Jakarta – Permata Bank melalui Permata Institute for Economic Research (PIER) memproyeksikan pertumbuhan Produk Domestik Bruto (PDB) RI pada tahun 2025 berada di kisaran 4,5% sampai 5,0%, dengan titik tengah di kisaran 4,78%.
Chief Economist Permata Bank, Josua Pardede bahkan membeberkan bila pertumbuhan ekonomi RI masih akan bergerak di bawah 5% sampai dengan 2026, dan baru akan rebound ke kisaran 5% pada 2027. Josua menjelaskan, ini terjadi akibat adanya tingkat ketidakpastian perang dagang yang cukup tinggi.
“Dan ini akan mendorong investor maupun pelaku usaha untuk cenderung melakukan wait and see, menunda investasi dan juga akan menunda rencana ekspansinya,” ujar Josua saat acara konferensi pers PIER Q1 2025 Economic Review and Media Gathering di Jakarta, Rabu, 14 Mei 2025.

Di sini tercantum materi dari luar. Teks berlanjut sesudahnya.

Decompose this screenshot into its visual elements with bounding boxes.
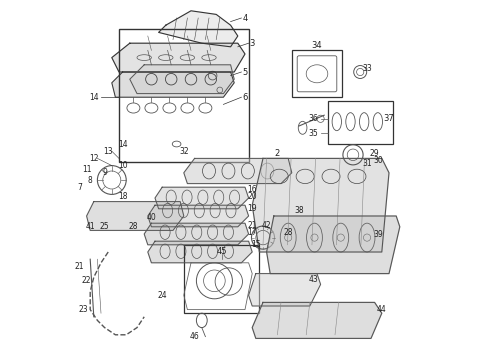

Lebih jauh, ia menyarankan kepada pemerintah Indonesia untuk menerapkan kebijakan yang bersifat counter cyclical seperti kebijakan fiskal dan stimulus yang mesti diperluas untuk meredam dampak multiple dari ketidakpastian perekonomian global.
“Meskipun dampaknya terhadap backbone spending atau share-nya terhadap performance tidak besar, namun bisa kita bayangkan bahwa multiplier effect-nya kepada konsumsi dan juga kepada investasi ini cukup besar,” imbuh Josua.

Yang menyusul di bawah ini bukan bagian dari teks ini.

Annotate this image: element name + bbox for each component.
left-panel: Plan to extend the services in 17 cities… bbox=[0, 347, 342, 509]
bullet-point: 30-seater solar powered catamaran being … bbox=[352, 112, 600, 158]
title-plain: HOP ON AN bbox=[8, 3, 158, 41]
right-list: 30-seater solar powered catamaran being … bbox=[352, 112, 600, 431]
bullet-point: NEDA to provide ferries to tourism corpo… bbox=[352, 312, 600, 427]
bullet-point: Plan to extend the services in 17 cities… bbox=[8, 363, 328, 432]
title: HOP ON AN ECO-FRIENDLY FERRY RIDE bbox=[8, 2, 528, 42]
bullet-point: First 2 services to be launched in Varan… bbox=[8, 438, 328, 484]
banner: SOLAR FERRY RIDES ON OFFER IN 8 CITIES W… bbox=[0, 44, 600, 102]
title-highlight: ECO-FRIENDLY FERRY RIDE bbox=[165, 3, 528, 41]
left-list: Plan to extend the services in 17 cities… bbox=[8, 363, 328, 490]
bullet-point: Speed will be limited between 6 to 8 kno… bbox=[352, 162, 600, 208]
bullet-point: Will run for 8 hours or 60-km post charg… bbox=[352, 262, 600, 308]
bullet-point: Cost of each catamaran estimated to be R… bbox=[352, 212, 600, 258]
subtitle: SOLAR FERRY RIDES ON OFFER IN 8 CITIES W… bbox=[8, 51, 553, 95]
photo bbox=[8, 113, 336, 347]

Josua menilai, kebijakan tarif resiprokal Trump 2.0 memang memiliki pengaruh langsung yang terbatas bagi ekonomi nasional. Meskipun demikian, pengaruh tak langsung dari perlambatan usaha industri akibat kebijakan tarif resiprokal bakal berdampak pada kinerja dagang nasional, serta memicu terjadinya koreksi harga komoditas ekspor utama nasional.
Pihaknya lalu melakukan proyeksi harga ke bawah terhadap harga sejumlah komoditas utama ekspor Indonesia, seperti harga batu bara yang diprediksi berada di kisaran 85 dolar per ton pada 2025, harga CPO di kisaran 880 dolar per ton, serta harga Brent Crude Oil yang diperkirakan di level 67 dolar per barrel.

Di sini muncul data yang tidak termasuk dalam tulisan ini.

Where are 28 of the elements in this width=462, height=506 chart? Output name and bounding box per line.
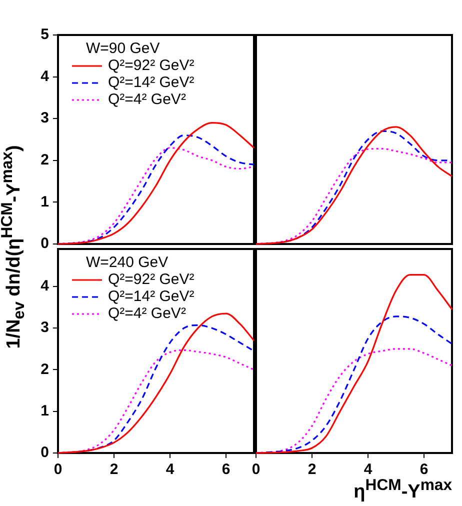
y-tick-label: 5 [40, 26, 49, 44]
y-tick-label: 4 [40, 68, 50, 85]
x-tick-label: 0 [54, 461, 62, 478]
x-tick-label: 6 [222, 461, 230, 478]
legend-label: Q²=92² GeV² [108, 271, 194, 288]
legend-label: Q²=4² GeV² [108, 305, 186, 322]
y-tick-label: 3 [40, 319, 49, 336]
x-axis-title: η$^{HCM}$-Y$^{max}$ [354, 477, 452, 504]
x-tick-label: 2 [110, 461, 118, 478]
y-tick-label: 1 [40, 193, 49, 210]
y-tick-label: 2 [40, 152, 49, 169]
legend-label: Q²=14² GeV² [108, 74, 194, 92]
legend-label: Q²=4² GeV² [108, 91, 186, 108]
x-tick-label: 6 [420, 461, 428, 478]
x-tick-label: 4 [166, 461, 175, 478]
y-tick-label: 2 [40, 360, 49, 378]
legend-title: W=240 GeV [86, 254, 168, 272]
y-tick-label: 4 [40, 278, 50, 295]
x-tick-label: 2 [308, 461, 316, 478]
y-tick-label: 0 [40, 444, 49, 462]
x-tick-label: 0 [252, 461, 260, 478]
legend-label: Q²=14² GeV² [108, 288, 194, 306]
y-tick-label: 3 [40, 110, 49, 127]
x-tick-label: 4 [364, 461, 373, 478]
y-tick-label: 1 [40, 402, 49, 420]
legend-title: W=90 GeV [86, 40, 160, 58]
y-tick-label: 0 [40, 235, 49, 252]
legend-label: Q²=92² GeV² [108, 57, 194, 74]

Di sisi kebijakan fiskal, sekalipun fokus pemerintah cukup besar diberikan pada program makan bergizi gratis (MBG), Permata Bank melihat bahwa defisit fiskal akan tetap terjaga di kisaran 2,75 persen terhadap PDB. Namun, kebijakan fiskal yang ada perlu ditingkatkan lagi produktivitasnya, agar bisa mendorong proyek-proyek yang dapat menyerap tenaga kerja dalam jumlah besar.
“Bagaimana pemerintah bisa mendorong proyek-proyek maupun program-program yang bisa menyerap tenaga kerja dalam jumlah besar untuk bisa meng-offset dampak PHK yang juga cukup besar di beberapa industri padat karya seperti tekstil, garmen, dan alas kaki,” terang Josua.
Lalu dari sisi inflasi, inflasi diperkirakan akan tetap terjaga di bawah 3 persen selama 2025, dengan end of period-nya berada di kisaran 2,33 persen. Bank sentral AS, The Fed kemudian diperkirakan berpeluang memangkas suku bunganya sebesar 75 sampai 100 basis point (bps) di 2025.
Sedangkan Bank Indonesia (BI) dinilai juga masih memiliki ruang untuk memangkas suku bunganya (BI Rate) sekitar 50 basis poin di sisa akhir tahun ini.
“Kami melihat kondisi tahun ini tantangannya dari eksternal cukup berat, dari dalam negeri pun kami melihat bahwa daya beli kelas menengah cukup berat. Sehingga, kebijakan fiskal memang perlu diambil dengan hati-hati dan manageable. Harapannya, kebijakan MBG ataupun kebijakan investasi yang diambil Danantara akan bisa menggerakkan ekonomi Indonesia ke depannya,” tutup Josua.